Mostly, though, the year provided exposure to great people. As I write this I’m sitting across from a German friend of mine from UCD who is in South Africa for the next couple of months doing thesis research on corporate social responsibility. I’ve got colleagues going to East Timor, northern Uganda and India for the next few months. They were a great set of minds to spend time with, have a pint with, and share ideas and experiences. And those experiences come from a wide variety of contexts: The development programme had students from France, Germany, Netherlands, United Kingdom, United States, South Korea, Uganda, Zambia, Ethiopia, and, of course, Ireland.

In addition to my phenomenal classmates, I had the opportunity to get to know an impressive class of Mitchell Scholars. Since my last journal we had two events that gave us an opportunity to get together — the 10th Anniversary of the Good Friday Peace Accords, in Belfast, and our end of year class trip in Co. Kerry. The Belfast event was certainly a highlight of the year. It was inspiring to get a chance to see and hear about the peace process from the historic giants that created the agreement, and we had the sobering experience of hearing from some of the former combatants, from all sides, that have been tasked with implementing the peace. As all involved made clear: the peace process really only begins after the “peace process” has ended at the negotiating table.

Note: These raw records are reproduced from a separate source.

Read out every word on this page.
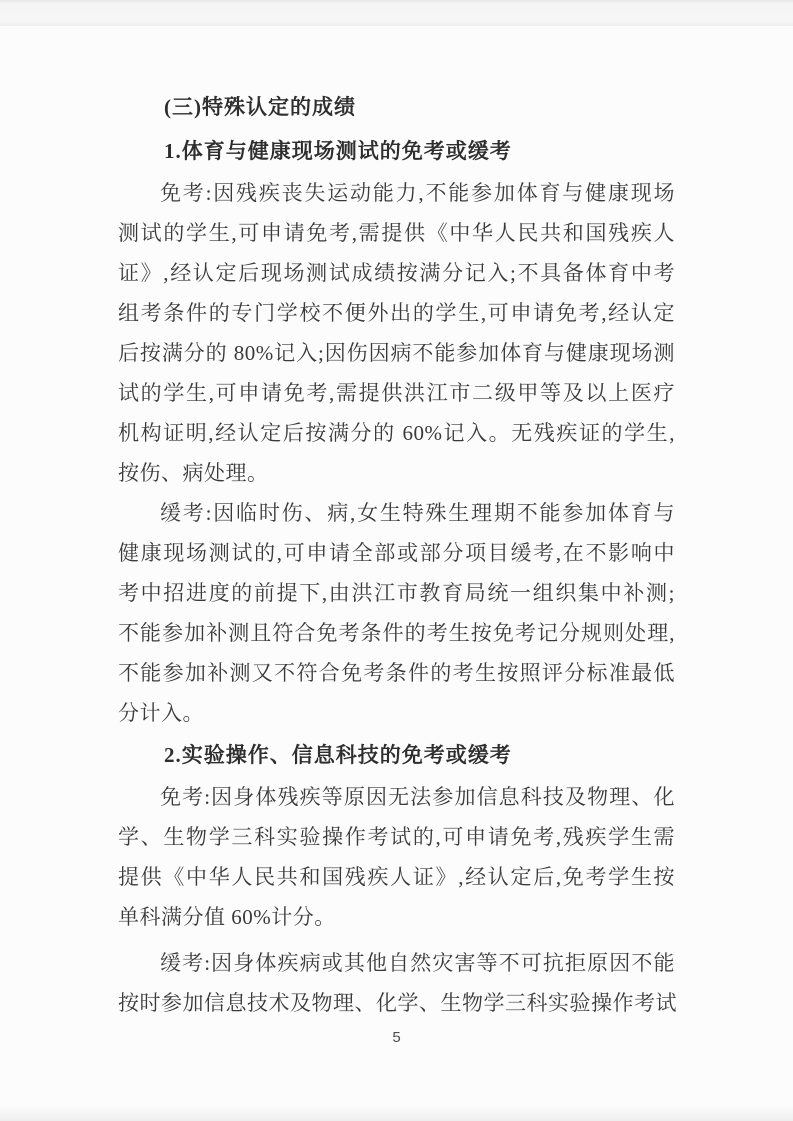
(三)特殊认定的成绩
1.体育与健康现场测试的免考或缓考
免考:因残疾丧失运动能力,不能参加体育与健康现场
测试的学生,可申请免考,需提供《中华人民共和国残疾人
证》,经认定后现场测试成绩按满分记入;不具备体育中考
组考条件的专门学校不便外出的学生,可申请免考,经认定
后按满分的 80%记入;因伤因病不能参加体育与健康现场测
试的学生,可申请免考,需提供洪江市二级甲等及以上医疗
机构证明,经认定后按满分的 60%记入。无残疾证的学生,
按伤、病处理。
缓考:因临时伤、病,女生特殊生理期不能参加体育与
健康现场测试的,可申请全部或部分项目缓考,在不影响中
考中招进度的前提下,由洪江市教育局统一组织集中补测;
不能参加补测且符合免考条件的考生按免考记分规则处理,
不能参加补测又不符合免考条件的考生按照评分标准最低
分计入。
2.实验操作、信息科技的免考或缓考
免考:因身体残疾等原因无法参加信息科技及物理、化
学、生物学三科实验操作考试的,可申请免考,残疾学生需
提供《中华人民共和国残疾人证》,经认定后,免考学生按
单科满分值 60%计分。
缓考:因身体疾病或其他自然灾害等不可抗拒原因不能
按时参加信息技术及物理、化学、生物学三科实验操作考试
5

But the weekend wasn’t all based on somber reflection, either. There was plenty of good craic, and the US-Ireland Alliance brought together Mitchell Alumni from every year (and nearly all of them). It was great to meet our counterparts from previous years, and while the programme is still young, the number of alumni that gathered in Belfast this past April is a testament to the great experience people had as scholars. And the speed that a sense of community has developed around Mitchell alumni can only be credited to the hard work of people like Trina Vargo and Mary Lou Hartman.

Besides the event in Belfast, our 2007-2008 class met up in Limerick to do some traveling at the end of the academic year. We did a hike up Mt. Brandon and into the clouds (but no rain, amazingly), watched Munster claim the Heineken Cup Championship, and had lots of opportunity for lazy pints and long conversations. We spent two nights in Limerick and ended our week together in Dingle, which has established itself as my favorite place in Ireland. Mary Lou, Arthur, Jeff and I also took in a hurling match in Portlaoise on our way back to Dublin.

Two weeks ago I was watching the Co. Offaly hurling squad win decisively, and now I’m in southern Africa. It was a great year, and I can hardly believe it’s time to move on. While that is true, it is time to get on to the next thing, I had a great time in Ireland, made life-long friends, and left with a great feeling about the place. I’m sure I haven’t seen the last of Ireland, and I’m sure Ireland isn’t finished playing a role in my life.

PS: I’ve made my way over to Swaziland, and my first weekend here the Swazi national football squad (Sihlangu) beat Togo 2-1 in a World Cup qualifier. I believe this is the first win for Sihlangu in six years, and they beat a Togo squad that features Arsenal striker Emmanuel Adebayor. So, I’ll end a very meandering journal (Portlaoise to Swaziland) on that auspicious note. Thanks again to everyone who made this year possible, especially Mary Lou and Trina at the US-Ireland Alliance. Sln go foill.